There is a certain fascination with early descriptions of the indigenous martial arts of Ryūkyū in Western literature. The overviews are numerous. In this context, we certainly think of the “boxer’s position of defense” mentioned by Basil Hall (1818), the “well-trained fighter” described by Ernest M. Satow (1873) who “can smash a large earthen water-jar, or kill a man with a single blow of the fist”, as well as the young men mentioned by William H. Furness (1899) who “occasionally engage in boxing bouts”. In 1818, Herbert J. Clifford’s Vocabulary of the Language Spoken at the Great Loo-Choo Island translated the verb “to quarrel” as “Titskoong”. And in Bernard J. Bettelheim’s English-Loochooan Dictionary (1851), which I analyzed in January 2020, the English expressions “to box”, “to box with the fist and kick with the feet” and “to fight with fists” are similarly translated into the Ryūkyūan language.

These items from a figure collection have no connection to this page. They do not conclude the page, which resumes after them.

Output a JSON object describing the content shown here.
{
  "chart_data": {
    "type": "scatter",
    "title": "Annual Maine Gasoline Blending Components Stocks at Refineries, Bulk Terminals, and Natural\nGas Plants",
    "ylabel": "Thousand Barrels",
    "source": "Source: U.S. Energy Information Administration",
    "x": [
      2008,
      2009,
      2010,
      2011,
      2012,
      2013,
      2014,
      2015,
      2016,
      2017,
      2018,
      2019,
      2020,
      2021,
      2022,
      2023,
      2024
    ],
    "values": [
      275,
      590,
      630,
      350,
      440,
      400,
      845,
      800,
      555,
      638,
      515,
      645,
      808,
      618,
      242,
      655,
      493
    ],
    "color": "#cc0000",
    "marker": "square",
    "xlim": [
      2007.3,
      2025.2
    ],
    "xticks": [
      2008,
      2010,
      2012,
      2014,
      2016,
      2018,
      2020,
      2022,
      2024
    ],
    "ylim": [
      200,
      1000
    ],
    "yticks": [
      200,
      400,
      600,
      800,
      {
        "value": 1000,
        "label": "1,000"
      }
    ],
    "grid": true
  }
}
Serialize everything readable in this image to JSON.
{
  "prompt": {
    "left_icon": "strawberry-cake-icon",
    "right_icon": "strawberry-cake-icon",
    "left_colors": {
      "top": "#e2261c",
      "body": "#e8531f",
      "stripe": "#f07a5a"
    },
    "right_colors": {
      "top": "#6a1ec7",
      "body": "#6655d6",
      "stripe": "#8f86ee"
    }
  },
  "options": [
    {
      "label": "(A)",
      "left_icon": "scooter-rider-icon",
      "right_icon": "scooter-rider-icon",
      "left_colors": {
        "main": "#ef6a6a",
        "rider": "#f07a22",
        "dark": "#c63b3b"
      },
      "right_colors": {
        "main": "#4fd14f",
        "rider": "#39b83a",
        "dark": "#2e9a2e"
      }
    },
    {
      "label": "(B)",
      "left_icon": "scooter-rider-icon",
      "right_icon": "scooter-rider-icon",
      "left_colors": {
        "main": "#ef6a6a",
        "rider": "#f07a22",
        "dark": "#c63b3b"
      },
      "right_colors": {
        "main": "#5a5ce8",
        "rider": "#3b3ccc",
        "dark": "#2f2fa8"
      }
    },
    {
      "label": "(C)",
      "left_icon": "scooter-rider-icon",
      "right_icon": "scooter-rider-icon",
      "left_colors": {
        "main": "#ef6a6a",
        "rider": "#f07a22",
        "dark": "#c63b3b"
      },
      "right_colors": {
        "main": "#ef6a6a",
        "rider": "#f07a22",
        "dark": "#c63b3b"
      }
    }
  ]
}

However, one reference that, as far as I know, has always been missing from all these reports comes from the diary of Blanche Tilton Bull (1874–1961). The original is in the library of the University of Ryūkyū, but fortunately Carolyn Bowen Francis published the diary in 1994 under the title “An American woman in Okinawa: Blanche Tilton Bull diary: 1911–1913”. Here we find the following interesting passage:
Tuesday, December 26, 1911: “… the barber gave an exhibition of boxing …” (according to a note dated February 28, 1912, there was even a photo of this barber, but as far as I know, it has not yet been found.
About Blanche Tilton Bull
She arrived in Okinawa on November 11, 1911 with her husband, the Reverend Earl Rankin Bull (1876–1974). Both were sent by the Methodist Episcopal Church from the United States as missionaries to work with the Okinawan and Japanese Christians in the Methodist churches on Okinawa. Blanche left Okinawa on June 11, 1913, but was one of the few foreigners who had the opportunity to catch a glimpse of the Ryūkyūan martial arts of the 1910s. Who wouldn’t have wanted to be there?